The goal of regression testing is to ensure that any changes made to the decoder do not break what has been determined to be correct, previously. The regression test suite is fast enough to run often, but still should provide adequate confidence that nothing substantial has changed about the internal workings of moses. The regression test suite is designed to run on most UNIX-like systems. The regression test suite is run as part of the nightly build, so if you have problems with the regression tests you should first check if the nightly build succeeded.
The following regression tests are currently implemented (and many more have been added since this list was written):
basic-surface-only
Tests basic translation, compares output strings and probabality scores.
basic-surface-binptable
Tests binary phrase table
consensus-decoding-surface
Basic test of consensus decoding
ptable-filtering
Tests the filtering of the phrase table by estimated phrase cost, ensures that the estimated phrase cost stays the same and that the same list of phrases is consistent. Matches pharaoh.
multi-factor
Test that moses can do translation with two factors (Currently does a very basic test- it should be enhanced to at least include OOV words).
multi-factor-binptable
Tests factored setup with binary phrase table.
multi-factor-drop
Test of dropping words in a multi-factor model.
nbest-multi-factor
Tests n-best list generation for multi-factor models
n-best
Test n-best filtering, ensure consistency of top scores and score components. This will require ensuring that any moses binary is capable of generating n-best lists.
lattice-surface
Tests lattice decoding
lattice-distortion
Tests lattice decoding with distortion (?)
confusionNet-surface-only
Tests confusion network decoding
confusionNet-multi-factor
Tests confusion network decoding with multiple factors
lexicalized-reordering
Tests lexical reordering model
lexicalized-reordering-cn
Tests lexical reordering model in combination with confusion network
xml-markup
Tests XML Markup in input to specify translations
Download the regression tests
git clone https://github.com/moses-smt/moses-regression-tests.git
From the Moses root, run
./bjam --with-irstlm=/path/to/irst --with-cmph=/path/to/cmph --with-regtest=/path/to/moses-regression-tests -j8
This will run the regression tests in parallel (-j8) so be sure to set a number of CPUs that your machine can handle.
If all goes well, you will see a list of the tests run, their status (hopefully pass), and a path where the results are archived.
You can run a specific test by providing the name followed by ".passed"
./bjam --with-irstlm=/path/to/irst --with-cmph=/path/to/cmph --with-regtest=/path/to/moses-regression-tests mert.basic.passed
The test name is the same as the directory name in /path/to/moses-regression-tests/tests .
The test suite invokes moses to decode a few sample phrases with well-known models. The output from these invocations is then scraped for information (for example, the output translation of a sentence or its probability score) which is stored in a file called results.dat
. These values are then compared to a ground truth, which was established either by hand, from a prior moses run, or from a pharaoh run.
This will provide a point-by-point analysis of each failure or success in the test as well as information.
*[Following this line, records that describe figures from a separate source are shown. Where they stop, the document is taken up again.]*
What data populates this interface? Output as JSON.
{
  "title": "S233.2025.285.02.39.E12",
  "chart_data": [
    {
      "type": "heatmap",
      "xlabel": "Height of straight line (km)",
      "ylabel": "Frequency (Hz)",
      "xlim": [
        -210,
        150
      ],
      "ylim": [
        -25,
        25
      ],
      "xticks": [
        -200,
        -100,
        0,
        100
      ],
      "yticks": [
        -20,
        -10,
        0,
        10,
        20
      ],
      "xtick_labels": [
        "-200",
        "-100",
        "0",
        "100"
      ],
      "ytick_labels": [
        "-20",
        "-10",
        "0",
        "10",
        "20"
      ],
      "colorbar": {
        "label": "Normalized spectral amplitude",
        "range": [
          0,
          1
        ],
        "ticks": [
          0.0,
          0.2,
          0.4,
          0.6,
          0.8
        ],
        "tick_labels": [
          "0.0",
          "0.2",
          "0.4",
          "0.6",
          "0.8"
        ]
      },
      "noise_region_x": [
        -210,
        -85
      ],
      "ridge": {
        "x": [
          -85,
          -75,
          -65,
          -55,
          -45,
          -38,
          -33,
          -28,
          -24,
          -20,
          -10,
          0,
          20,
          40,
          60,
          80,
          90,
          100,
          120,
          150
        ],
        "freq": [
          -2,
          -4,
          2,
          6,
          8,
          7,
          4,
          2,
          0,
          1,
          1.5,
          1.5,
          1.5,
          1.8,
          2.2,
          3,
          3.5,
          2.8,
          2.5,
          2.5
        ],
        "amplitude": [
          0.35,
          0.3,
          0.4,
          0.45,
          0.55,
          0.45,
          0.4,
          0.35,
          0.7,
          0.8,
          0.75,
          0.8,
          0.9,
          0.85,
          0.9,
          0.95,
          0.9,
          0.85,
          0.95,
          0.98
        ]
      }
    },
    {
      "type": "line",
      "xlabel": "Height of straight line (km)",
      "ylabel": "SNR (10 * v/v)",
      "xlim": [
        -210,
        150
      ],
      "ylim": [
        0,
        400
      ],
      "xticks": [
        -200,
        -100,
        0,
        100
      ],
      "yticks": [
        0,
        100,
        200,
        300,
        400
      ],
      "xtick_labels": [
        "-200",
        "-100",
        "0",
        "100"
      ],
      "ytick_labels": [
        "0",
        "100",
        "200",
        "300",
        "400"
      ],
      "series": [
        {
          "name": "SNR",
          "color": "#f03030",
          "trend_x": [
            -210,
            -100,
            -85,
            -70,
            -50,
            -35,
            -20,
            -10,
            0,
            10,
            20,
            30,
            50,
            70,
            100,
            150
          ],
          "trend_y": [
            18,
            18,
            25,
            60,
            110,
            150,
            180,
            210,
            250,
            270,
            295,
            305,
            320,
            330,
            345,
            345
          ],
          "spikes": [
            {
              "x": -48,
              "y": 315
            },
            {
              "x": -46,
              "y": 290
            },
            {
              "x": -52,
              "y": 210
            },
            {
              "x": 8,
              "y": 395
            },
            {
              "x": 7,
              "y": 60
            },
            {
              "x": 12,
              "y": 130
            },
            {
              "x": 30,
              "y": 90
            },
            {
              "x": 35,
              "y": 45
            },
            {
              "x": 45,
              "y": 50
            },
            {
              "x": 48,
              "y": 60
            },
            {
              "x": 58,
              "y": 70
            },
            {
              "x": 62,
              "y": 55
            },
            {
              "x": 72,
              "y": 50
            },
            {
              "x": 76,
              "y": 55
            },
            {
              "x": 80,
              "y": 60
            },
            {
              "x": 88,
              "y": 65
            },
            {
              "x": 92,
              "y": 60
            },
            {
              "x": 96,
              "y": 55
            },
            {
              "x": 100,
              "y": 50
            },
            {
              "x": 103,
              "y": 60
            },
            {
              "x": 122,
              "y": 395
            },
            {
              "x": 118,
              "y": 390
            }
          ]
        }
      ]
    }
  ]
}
Note: Since the test suite relies on the output of moses, changes to the output format may result in broken tests. If you make changes that affect presentation only, you will need to update the testing filters (which convert the raw moses output into the results.dat
format).
Writing regression tests is easy, but since these tests must be able to be run anywhere, it is important to keep a few things in mind. First, check out the regression-testing module from the Git repository. Settle on what you would like to test in and choose a test name (henceforth, this name will be TEST-NAME
). Create a directory for it under regression testing.
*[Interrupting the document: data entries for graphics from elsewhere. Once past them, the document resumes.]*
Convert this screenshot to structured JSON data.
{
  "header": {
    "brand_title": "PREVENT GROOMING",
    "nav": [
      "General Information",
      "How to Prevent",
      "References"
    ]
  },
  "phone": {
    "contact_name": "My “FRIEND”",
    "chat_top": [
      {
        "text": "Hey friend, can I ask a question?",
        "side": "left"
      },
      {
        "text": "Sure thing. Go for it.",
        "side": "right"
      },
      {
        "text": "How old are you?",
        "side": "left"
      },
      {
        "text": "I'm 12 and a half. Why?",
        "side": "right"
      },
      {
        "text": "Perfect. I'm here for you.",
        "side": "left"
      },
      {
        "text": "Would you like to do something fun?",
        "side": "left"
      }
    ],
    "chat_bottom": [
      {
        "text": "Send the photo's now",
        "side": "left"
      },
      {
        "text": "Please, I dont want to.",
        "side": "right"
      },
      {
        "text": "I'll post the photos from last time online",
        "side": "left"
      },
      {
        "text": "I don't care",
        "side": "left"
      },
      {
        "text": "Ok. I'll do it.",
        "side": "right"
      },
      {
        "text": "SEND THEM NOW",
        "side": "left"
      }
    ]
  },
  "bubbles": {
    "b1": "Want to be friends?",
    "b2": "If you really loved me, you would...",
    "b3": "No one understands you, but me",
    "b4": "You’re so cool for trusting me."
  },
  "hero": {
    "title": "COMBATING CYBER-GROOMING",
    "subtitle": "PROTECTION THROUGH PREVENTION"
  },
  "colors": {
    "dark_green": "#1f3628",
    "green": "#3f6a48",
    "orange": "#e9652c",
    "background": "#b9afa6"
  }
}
Place the following into the directory regression-testing/tests/TEST-NAME
:
to-translate
, which contains the text that will be translated by moses.
moses.ini
. This moses.ini file should have no absolute paths. All paths should be expressed in terms of the variables ${LM_PATH}
and ${MODELS_PATH}
.
filter-stderr
and filter-stdout
. These files should read from STDIN
and write results of the form KEY = value
to STDOUT
. No other output should be generated. Numeric values (such as times) that do not require exact matches can have the form KEY ~ value
. These files are the trickiest part about writing a new regression test. However, they allow great flexibility in verifying specific aspects of a decoding run.
truth/results.txt
This file should have the values (as produced by filter-stderr and filter-stdout) that are expected from the test run.
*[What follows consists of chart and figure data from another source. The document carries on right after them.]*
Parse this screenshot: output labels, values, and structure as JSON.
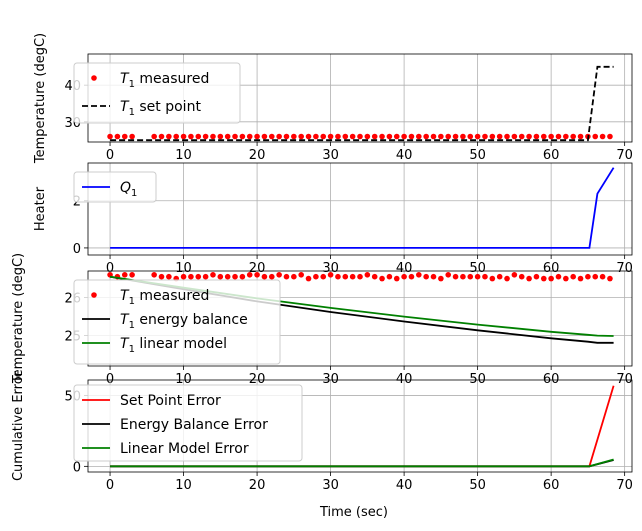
{
  "chart_data": [
    {
      "type": "line",
      "ylabel": "Temperature (degC)",
      "xlim": [
        -3,
        71
      ],
      "ylim": [
        24.5,
        48.5
      ],
      "xticks": [
        0,
        10,
        20,
        30,
        40,
        50,
        60,
        70
      ],
      "yticks": [
        30,
        40
      ],
      "series": [
        {
          "name": "T1 measured",
          "legend_main": "T",
          "legend_sub": "1",
          "legend_rest": " measured",
          "style": "dots",
          "color": "#ff0000",
          "x": [
            0,
            1,
            2,
            3,
            6,
            7,
            8,
            9,
            10,
            11,
            12,
            13,
            14,
            15,
            16,
            17,
            18,
            19,
            20,
            21,
            22,
            23,
            24,
            25,
            26,
            27,
            28,
            29,
            30,
            31,
            32,
            33,
            34,
            35,
            36,
            37,
            38,
            39,
            40,
            41,
            42,
            43,
            44,
            45,
            46,
            47,
            48,
            49,
            50,
            51,
            52,
            53,
            54,
            55,
            56,
            57,
            58,
            59,
            60,
            61,
            62,
            63,
            64,
            65,
            66,
            67,
            68
          ],
          "y": [
            26,
            26,
            26,
            26,
            26,
            26,
            26,
            26,
            26,
            26,
            26,
            26,
            26,
            26,
            26,
            26,
            26,
            26,
            26,
            26,
            26,
            26,
            26,
            26,
            26,
            26,
            26,
            26,
            26,
            26,
            26,
            26,
            26,
            26,
            26,
            26,
            26,
            26,
            26,
            26,
            26,
            26,
            26,
            26,
            26,
            26,
            26,
            26,
            26,
            26,
            26,
            26,
            26,
            26,
            26,
            26,
            26,
            26,
            26,
            26,
            26,
            26,
            26,
            26,
            26,
            26,
            26
          ]
        },
        {
          "name": "T1 set point",
          "legend_main": "T",
          "legend_sub": "1",
          "legend_rest": " set point",
          "style": "dashed",
          "color": "#000000",
          "x": [
            0,
            65,
            66.3,
            68.5
          ],
          "y": [
            25,
            25,
            45,
            45
          ]
        }
      ]
    },
    {
      "type": "line",
      "ylabel": "Heater",
      "xlim": [
        -3,
        71
      ],
      "ylim": [
        -0.3,
        3.6
      ],
      "xticks": [
        0,
        10,
        20,
        30,
        40,
        50,
        60,
        70
      ],
      "yticks": [
        0,
        2
      ],
      "series": [
        {
          "name": "Q1",
          "legend_main": "Q",
          "legend_sub": "1",
          "legend_rest": "",
          "style": "solid",
          "color": "#0000ff",
          "x": [
            0,
            65.2,
            66.3,
            68.5
          ],
          "y": [
            0,
            0,
            2.3,
            3.4
          ]
        }
      ]
    },
    {
      "type": "line",
      "ylabel": "Temperature (degC)",
      "xlim": [
        -3,
        71
      ],
      "ylim": [
        24.2,
        26.7
      ],
      "xticks": [
        0,
        10,
        20,
        30,
        40,
        50,
        60,
        70
      ],
      "yticks": [
        25,
        26
      ],
      "series": [
        {
          "name": "T1 measured",
          "legend_main": "T",
          "legend_sub": "1",
          "legend_rest": " measured",
          "style": "dots",
          "color": "#ff0000",
          "x": [
            0,
            1,
            2,
            3,
            6,
            7,
            8,
            9,
            10,
            11,
            12,
            13,
            14,
            15,
            16,
            17,
            18,
            19,
            20,
            21,
            22,
            23,
            24,
            25,
            26,
            27,
            28,
            29,
            30,
            31,
            32,
            33,
            34,
            35,
            36,
            37,
            38,
            39,
            40,
            41,
            42,
            43,
            44,
            45,
            46,
            47,
            48,
            49,
            50,
            51,
            52,
            53,
            54,
            55,
            56,
            57,
            58,
            59,
            60,
            61,
            62,
            63,
            64,
            65,
            66,
            67,
            68
          ],
          "y": [
            26.6,
            26.55,
            26.6,
            26.6,
            26.6,
            26.55,
            26.55,
            26.5,
            26.55,
            26.55,
            26.55,
            26.55,
            26.6,
            26.55,
            26.55,
            26.55,
            26.55,
            26.6,
            26.6,
            26.55,
            26.55,
            26.6,
            26.55,
            26.55,
            26.6,
            26.5,
            26.55,
            26.55,
            26.6,
            26.55,
            26.55,
            26.55,
            26.55,
            26.6,
            26.55,
            26.5,
            26.55,
            26.5,
            26.55,
            26.55,
            26.6,
            26.55,
            26.55,
            26.5,
            26.6,
            26.55,
            26.55,
            26.55,
            26.55,
            26.55,
            26.5,
            26.55,
            26.5,
            26.6,
            26.55,
            26.5,
            26.55,
            26.5,
            26.5,
            26.55,
            26.5,
            26.55,
            26.5,
            26.55,
            26.55,
            26.55,
            26.5
          ]
        },
        {
          "name": "T1 energy balance",
          "legend_main": "T",
          "legend_sub": "1",
          "legend_rest": " energy balance",
          "style": "solid",
          "color": "#000000",
          "x": [
            0,
            10,
            20,
            30,
            40,
            50,
            60,
            65,
            66.3,
            68.5
          ],
          "y": [
            26.55,
            26.22,
            25.9,
            25.62,
            25.37,
            25.14,
            24.93,
            24.84,
            24.81,
            24.81
          ]
        },
        {
          "name": "T1 linear model",
          "legend_main": "T",
          "legend_sub": "1",
          "legend_rest": " linear model",
          "style": "solid",
          "color": "#008000",
          "x": [
            0,
            10,
            20,
            30,
            40,
            50,
            60,
            65,
            66.3,
            68.5
          ],
          "y": [
            26.55,
            26.26,
            25.98,
            25.73,
            25.5,
            25.29,
            25.1,
            25.02,
            25.0,
            24.99
          ]
        }
      ]
    },
    {
      "type": "line",
      "xlabel": "Time (sec)",
      "ylabel": "Cumulative Error",
      "xlim": [
        -3,
        71
      ],
      "ylim": [
        -4,
        61
      ],
      "xticks": [
        0,
        10,
        20,
        30,
        40,
        50,
        60,
        70
      ],
      "yticks": [
        0,
        50
      ],
      "series": [
        {
          "name": "Set Point Error",
          "legend_main": "Set Point Error",
          "legend_sub": "",
          "legend_rest": "",
          "style": "solid",
          "color": "#ff0000",
          "x": [
            0,
            65.2,
            68.5
          ],
          "y": [
            0,
            0,
            57
          ]
        },
        {
          "name": "Energy Balance Error",
          "legend_main": "Energy Balance Error",
          "legend_sub": "",
          "legend_rest": "",
          "style": "solid",
          "color": "#000000",
          "x": [
            0,
            65.2,
            68.5
          ],
          "y": [
            0,
            0,
            4.5
          ]
        },
        {
          "name": "Linear Model Error",
          "legend_main": "Linear Model Error",
          "legend_sub": "",
          "legend_rest": "",
          "style": "solid",
          "color": "#008000",
          "x": [
            0,
            65.2,
            68.5
          ],
          "y": [
            0,
            0,
            4.8
          ]
        }
      ]
    }
  ]
}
If you need to add language models, phrase tables, generation tables or anything like this, you will need to increment the required data version number in MosesRegressionTesting.pm
. Then, you will need to create a new .tgz
file that contains the data for all the tests (the data dependencies are not checked into the Git repository because they are extremely large). This must then be made available for download.